By Kyri Kallis-Panesar
First year BA (Hons) Fashion Business and Promotion student
Last Saturday I was fortunate enough to be offered the opportunity to attend a catwalk show by BA (Hons) Fashion Design graduates who took to the runway at Birmingham New Street Station. Directed by the internationally acclaimed Birmingham City University alumnus Lee Lapthorne, the catwalk featured twelve collections of high-end fashion produced by BCU students.
With B O L D prints, C U T T I N G – E D G E designs and a fashion week worthy atmosphere, the overall experience was unforgettable from start to finish. What I found especially interesting about the show was the location. Being set in the busiest train station in Birmingham really helped to make the overall atmosphere of the show. The positioning of the runway was also a very clever idea; having it located directly underneath the train time display boards meant that when passers-by wanted to check train times they would also see the show.
Seeing the designers’ collections hit the runway sent chills down my spine. The F L U I D I T Y of each piece worked so well with each movement and even some of the more structured pieces still told a story.
One of my favourite collections, though it was hard to choose, was Jemma Farley’s ‘Decomposition of the Mind’.
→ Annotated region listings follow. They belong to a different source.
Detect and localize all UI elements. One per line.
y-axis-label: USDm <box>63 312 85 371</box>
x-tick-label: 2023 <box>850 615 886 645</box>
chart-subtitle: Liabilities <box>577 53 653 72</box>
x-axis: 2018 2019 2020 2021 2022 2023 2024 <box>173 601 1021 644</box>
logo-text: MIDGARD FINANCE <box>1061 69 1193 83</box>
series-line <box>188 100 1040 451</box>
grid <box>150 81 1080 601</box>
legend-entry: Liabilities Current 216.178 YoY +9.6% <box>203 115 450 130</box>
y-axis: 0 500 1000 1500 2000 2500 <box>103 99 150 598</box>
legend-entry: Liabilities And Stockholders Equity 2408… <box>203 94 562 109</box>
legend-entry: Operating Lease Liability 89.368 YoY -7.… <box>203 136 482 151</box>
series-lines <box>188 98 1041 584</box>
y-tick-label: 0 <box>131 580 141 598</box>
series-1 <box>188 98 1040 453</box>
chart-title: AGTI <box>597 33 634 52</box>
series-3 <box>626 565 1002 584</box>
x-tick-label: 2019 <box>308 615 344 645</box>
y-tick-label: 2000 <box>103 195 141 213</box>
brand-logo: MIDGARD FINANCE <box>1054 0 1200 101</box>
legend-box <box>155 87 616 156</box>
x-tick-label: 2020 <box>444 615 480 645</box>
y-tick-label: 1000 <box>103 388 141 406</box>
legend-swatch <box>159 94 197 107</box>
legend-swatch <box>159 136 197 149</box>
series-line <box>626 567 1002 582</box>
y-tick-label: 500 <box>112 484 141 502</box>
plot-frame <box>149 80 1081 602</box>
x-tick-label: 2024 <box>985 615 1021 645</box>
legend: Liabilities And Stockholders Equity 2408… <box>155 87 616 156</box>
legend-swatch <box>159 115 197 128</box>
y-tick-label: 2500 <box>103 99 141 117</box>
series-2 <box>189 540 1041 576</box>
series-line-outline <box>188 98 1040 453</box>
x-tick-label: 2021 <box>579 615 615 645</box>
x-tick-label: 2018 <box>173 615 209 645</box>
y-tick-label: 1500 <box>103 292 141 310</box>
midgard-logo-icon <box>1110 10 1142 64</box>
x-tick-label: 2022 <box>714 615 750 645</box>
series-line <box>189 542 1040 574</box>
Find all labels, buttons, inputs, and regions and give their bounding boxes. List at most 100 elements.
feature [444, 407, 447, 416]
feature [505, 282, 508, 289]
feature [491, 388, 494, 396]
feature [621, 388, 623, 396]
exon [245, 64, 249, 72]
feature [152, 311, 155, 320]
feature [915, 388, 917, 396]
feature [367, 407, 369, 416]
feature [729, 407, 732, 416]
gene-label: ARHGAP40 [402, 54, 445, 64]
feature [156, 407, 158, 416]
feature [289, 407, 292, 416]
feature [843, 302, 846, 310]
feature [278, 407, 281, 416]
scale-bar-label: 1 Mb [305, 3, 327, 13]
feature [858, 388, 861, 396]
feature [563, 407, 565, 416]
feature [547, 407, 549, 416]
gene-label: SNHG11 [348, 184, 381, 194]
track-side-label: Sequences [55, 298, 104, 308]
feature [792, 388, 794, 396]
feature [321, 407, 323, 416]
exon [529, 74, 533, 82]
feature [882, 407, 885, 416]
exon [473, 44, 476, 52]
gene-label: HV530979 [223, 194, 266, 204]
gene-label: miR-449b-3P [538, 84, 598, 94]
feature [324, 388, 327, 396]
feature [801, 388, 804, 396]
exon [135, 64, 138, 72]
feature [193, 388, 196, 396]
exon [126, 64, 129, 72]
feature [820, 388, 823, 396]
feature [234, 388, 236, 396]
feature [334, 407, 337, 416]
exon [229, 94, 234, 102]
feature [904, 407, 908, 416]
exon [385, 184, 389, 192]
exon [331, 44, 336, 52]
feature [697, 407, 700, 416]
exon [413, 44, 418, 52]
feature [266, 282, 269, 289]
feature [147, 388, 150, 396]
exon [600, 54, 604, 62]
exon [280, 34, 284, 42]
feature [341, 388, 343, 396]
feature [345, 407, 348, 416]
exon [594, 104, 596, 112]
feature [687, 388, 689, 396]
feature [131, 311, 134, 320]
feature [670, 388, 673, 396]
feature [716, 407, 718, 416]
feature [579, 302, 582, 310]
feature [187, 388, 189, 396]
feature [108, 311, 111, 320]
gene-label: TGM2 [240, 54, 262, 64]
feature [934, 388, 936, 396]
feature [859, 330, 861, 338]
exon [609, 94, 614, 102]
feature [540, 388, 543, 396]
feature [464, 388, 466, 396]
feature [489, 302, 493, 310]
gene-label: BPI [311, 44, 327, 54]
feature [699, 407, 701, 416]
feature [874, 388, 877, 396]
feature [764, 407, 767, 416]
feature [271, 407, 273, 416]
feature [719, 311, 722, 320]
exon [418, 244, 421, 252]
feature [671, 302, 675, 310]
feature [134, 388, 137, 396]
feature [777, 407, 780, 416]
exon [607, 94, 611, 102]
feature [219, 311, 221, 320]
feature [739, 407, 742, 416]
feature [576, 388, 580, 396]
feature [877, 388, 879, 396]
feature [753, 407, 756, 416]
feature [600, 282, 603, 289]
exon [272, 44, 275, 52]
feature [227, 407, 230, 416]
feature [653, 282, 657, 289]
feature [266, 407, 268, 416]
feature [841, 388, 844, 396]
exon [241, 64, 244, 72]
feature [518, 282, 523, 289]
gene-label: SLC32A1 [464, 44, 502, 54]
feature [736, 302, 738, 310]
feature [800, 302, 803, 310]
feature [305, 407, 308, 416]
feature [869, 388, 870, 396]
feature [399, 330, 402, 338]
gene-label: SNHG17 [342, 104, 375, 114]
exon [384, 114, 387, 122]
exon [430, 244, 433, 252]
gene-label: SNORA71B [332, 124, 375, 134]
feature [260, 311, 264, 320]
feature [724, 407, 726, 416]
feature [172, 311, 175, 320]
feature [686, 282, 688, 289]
What really caught my eye with Jemma’s collections was how each piece had a three digit number, but it turned out that there was a deeper meaning behind this. I was actually fortunate enough to catch Jemma after the show and managed to ask her a few questions regarding the pieces. One of my first questions was the meaning behind the numbers on each piece, to which she replied:
“The numbers were based upon the era of mental health asylums and how a lot of patients would have an identity number on their uniform to identify them and how they were thought of more as a number rather than an individual”.
It was really nice to hear the thought process behind each piece and I also found out that the reason she used denim to create the pieces was because she wanted to use a stiff material to represent how restricted the inmates were.
I also really liked how Jemma expressed her passion for the course and how it really opened up a lot of opportunities for her, such as Graduate Fashion week, which is a great stepping stone for any young designer starting out. She went on to tell me that “seeing your collection coming down the runway is such a proud moment for any designer knowing that all the hard work, dedication and sleepless nights really do pay off.”
I can honestly say it was such an honour to be able to view the show and to see such P A S S I O N and dedication in each piece.